Dabei gab es auf dem Hoch sogar die kuriose Situation, dass der Mutares-Anteil an Steyr Motors mit knapp 1.416 Mio. Euro den kompletten Börsenwert von Mutares um fast 35 Prozent überragte. Das hat sich ein wenig nivelliert, zurzeit übersteigt die anteilige Kapitalisierung von Steyr Motors den Börsenwert von Mutares aber immer noch um knapp 23 Prozent. So gesehen ist Mutares zurzeit die clevere Aktienwahl, um mit Airbag auf Steyr zu spekulieren. Der ungewöhnliche Spread lässt sich allerdings auch so erklären, dass die Investoren dem Kurshype bei Steyr nicht trauen und die Korrelation beider Aktienkurse daher nicht mehr voll gegeben ist.
Gehandelt wird dabei Steyr mittlerweile sogar als SDAX-Kandidat, was beim jetzigen Ministreubesitz allerdings nicht sonderlich realistisch ist. Zudem wäre ein Uplisting aus dem Freiverkehrssegment Scale in den Prime Standard – wie es Mutares vor einiger Zeit vorgemacht hat – dafür obligatorisch. Ein Szenario, das das Team um Julian Cassutti zumindest nicht ausschließen will: „Das wäre der logische nächste Schritt.“ Aber auch diese Maßnahme hält boersengefluester.de kurzfristig für wenig wahrscheinlich. Erst einmal gilt es zu schauen, in welchen Sphären sich die Notiz nachhaltig einpendelt. Vorhersagen lässt sich das bei einer Aktie wie Steyr Motors zurzeit allerdings nicht einmal ansatzweise. Im Zweifel würden wir aber darauf tippen, dass der Aktienkurs in sechs Monaten eher niedriger ist als die zurzeit aufgerufenen Preise knapp unterhalb von 300 Euro. Eins lässt sich aber definitiv sagen: Wegen der Dividende braucht man momentan nicht auf Steyr Motors zu spekulieren.
INVESTOR-INFORMATIONEN
©boersengefluester.de
Steyr Motors
WKN
ISIN
Rechtsform
Börsenwert
IPO
Einschätzung
Hauptsitz
A40TC4
AT0000A3FW25
AG
338,00 Mio. €
30.10.2024
Nachtrag der Redaktion: Nur rund 30 Minuten nach Veröffentlichung unseres Beitrags zu Steyr Motors gibt es bereits ein Update von Mutares.
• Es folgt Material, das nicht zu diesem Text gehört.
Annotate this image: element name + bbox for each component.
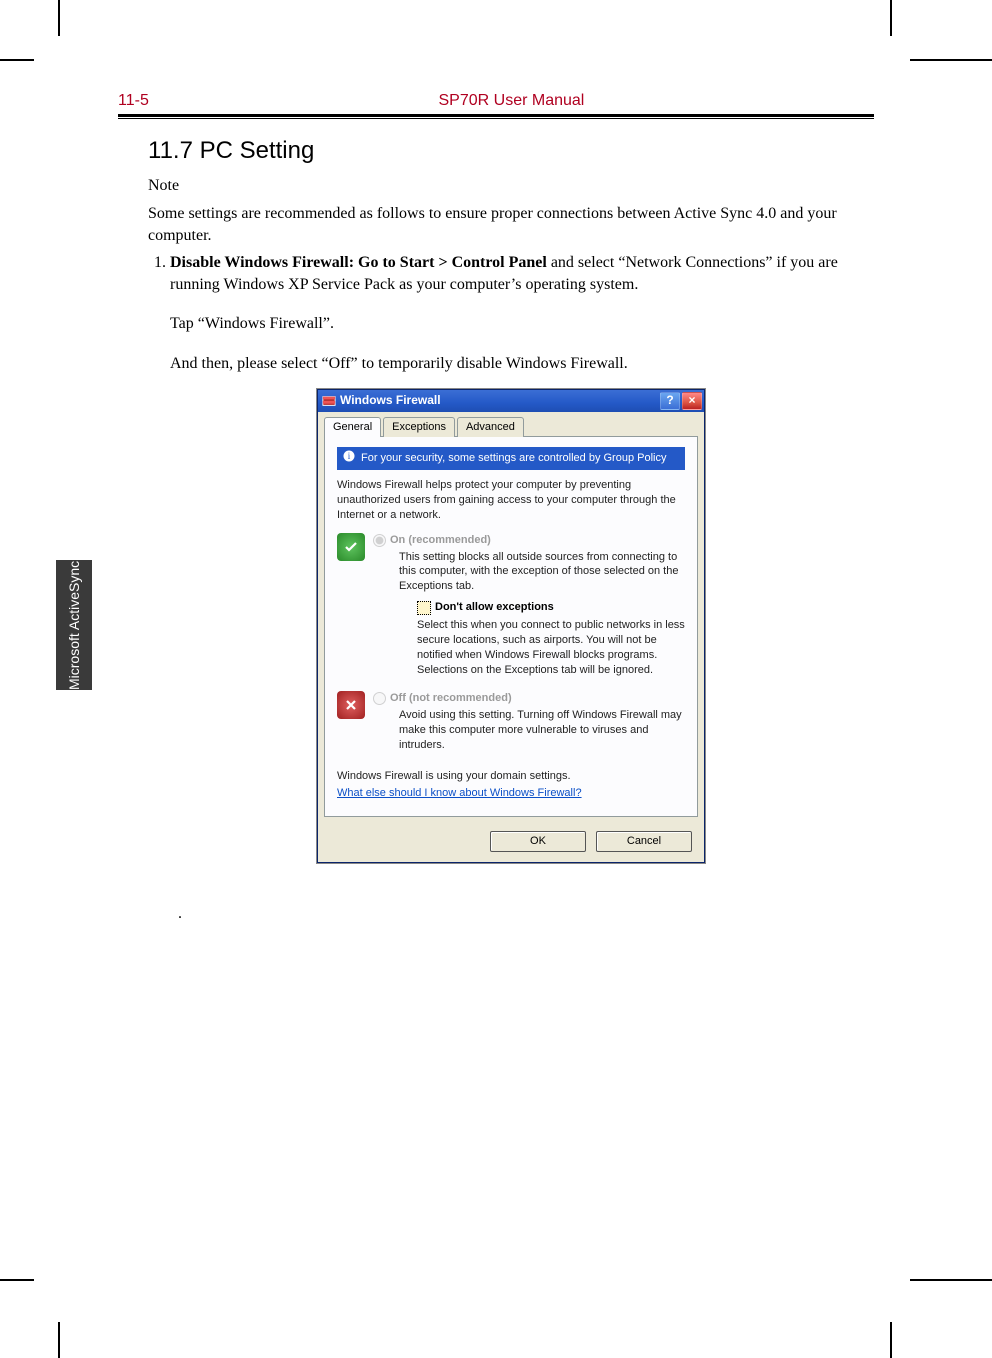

Demnach hat sich Mutares – in Abstimmung mit der Emissionsbank Hauck Aufhäuser – auf eine Aufhebung des Soft-Lock-Ups verständigt und beschlossen, den Streubesitz in der Steyr-Aktie zu erhöhen. „Damit sollen auch Einstiegsmöglichkeiten für neue Investoren geschaffen und die Möglichkeiten zum Beteiligungsausbau für bestehende Investoren verbessert werden“, heißt es. Konkrete Größen nennen die Münchner noch nicht. Dem Vernehmen nach will Mutares aber wesentlicher Aktionär bei Steyr Motors bleiben und peilt einen „signifikanten“ Bruttoerlös aus der Transaktion an.